Has anyone seen an inverter that can combine a 30A 220V and a 20A 120V source? I have an old house, and if I could get something like 50A charging for a couple hundred bucks, I wouldn't consider paying the $2700 in electrical upgrades, etc. to install the HPWC.
If you have a 30A 240V source in your old house, you can use that for charging. Otherwise, pay an electrician to install a 50A circuit. You can't combine circuits like you described.
Thanks, shop. I take it you have not seen a 14-50 to 5-15 adapter for sale anywhere?
I haven't seen a 14-50 to 5-15 anywhere.
DouglasR, if you buy the 14-50 to TT-30 adapter from site pointed to by shop ( www.EVSEAdapters.com ) then you can get the following TT-30 to 5-15 adapter
This will allow you to use a 50A 240V extension cord by chaining the two adapters mentioned above between the extension cord and the wall outlet.
And, yes, I go to great lengths to avoid making adapters because I am lazy.
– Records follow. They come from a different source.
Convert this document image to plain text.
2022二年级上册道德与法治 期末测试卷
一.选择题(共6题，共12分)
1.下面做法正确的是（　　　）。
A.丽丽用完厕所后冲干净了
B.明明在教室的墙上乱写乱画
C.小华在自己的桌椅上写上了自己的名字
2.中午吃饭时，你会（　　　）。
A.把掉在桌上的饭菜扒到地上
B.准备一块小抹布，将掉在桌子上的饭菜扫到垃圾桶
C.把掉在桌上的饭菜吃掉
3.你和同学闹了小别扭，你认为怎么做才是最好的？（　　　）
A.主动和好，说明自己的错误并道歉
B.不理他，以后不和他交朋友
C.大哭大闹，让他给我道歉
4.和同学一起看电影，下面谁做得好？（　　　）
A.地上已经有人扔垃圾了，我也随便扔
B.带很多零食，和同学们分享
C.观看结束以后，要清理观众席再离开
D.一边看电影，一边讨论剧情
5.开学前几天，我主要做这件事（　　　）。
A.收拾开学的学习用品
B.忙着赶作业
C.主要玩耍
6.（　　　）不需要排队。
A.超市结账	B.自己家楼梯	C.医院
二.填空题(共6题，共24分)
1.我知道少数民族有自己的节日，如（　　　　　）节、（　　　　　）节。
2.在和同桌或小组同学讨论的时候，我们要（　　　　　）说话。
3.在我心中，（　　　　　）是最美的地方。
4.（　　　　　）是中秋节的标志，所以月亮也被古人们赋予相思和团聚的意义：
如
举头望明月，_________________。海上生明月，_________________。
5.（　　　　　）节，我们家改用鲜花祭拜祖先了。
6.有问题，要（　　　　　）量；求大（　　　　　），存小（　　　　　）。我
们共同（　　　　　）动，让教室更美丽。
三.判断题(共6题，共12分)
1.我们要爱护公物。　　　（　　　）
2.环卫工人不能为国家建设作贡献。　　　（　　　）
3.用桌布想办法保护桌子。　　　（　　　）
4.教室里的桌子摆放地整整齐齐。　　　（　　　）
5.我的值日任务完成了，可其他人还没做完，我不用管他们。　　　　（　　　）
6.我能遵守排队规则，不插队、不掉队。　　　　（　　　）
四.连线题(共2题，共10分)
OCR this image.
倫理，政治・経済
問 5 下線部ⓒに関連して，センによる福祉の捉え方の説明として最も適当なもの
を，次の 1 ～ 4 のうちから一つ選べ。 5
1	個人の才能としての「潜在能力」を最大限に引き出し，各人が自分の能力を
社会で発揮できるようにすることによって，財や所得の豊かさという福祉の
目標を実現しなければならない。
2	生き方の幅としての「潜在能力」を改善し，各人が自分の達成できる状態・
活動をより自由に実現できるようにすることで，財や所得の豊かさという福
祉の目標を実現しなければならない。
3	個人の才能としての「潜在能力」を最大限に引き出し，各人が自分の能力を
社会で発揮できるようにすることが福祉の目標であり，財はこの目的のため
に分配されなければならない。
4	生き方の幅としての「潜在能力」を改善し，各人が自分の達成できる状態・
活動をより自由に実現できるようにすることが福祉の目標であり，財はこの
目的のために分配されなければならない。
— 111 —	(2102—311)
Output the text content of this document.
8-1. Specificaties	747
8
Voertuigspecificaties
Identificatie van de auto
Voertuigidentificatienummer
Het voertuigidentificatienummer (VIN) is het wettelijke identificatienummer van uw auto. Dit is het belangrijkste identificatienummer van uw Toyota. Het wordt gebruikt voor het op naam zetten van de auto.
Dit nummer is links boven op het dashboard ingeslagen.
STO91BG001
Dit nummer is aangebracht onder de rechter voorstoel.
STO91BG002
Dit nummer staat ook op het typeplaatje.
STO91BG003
For my case, I actually chain 3 adapters as my cord is a 6-50. So I have (starting from the connector on the car) the following chain to connect to a 120V outlet if I need my extension cord:
UMC plugged into car
6-50 adapter on UMC
6-50 extension cord
6-50 to 14-50 pigtail
14-50 to TT-30 adapter (non-standard like at EVSEadapters)
TT-30 to 5-15 adapter
@gimp_dad - Wonderful! You're not related to Rube Goldberg, are you? :)
Has anyone actually used the EVSE NEMA 14-50 to TT-30 adapter and plug in to a 30Amp RV outlet? If so could you charge above 12Amps?
I just got one and I get a red light on the UMC when I plug it in to my 30Amp RV outlet.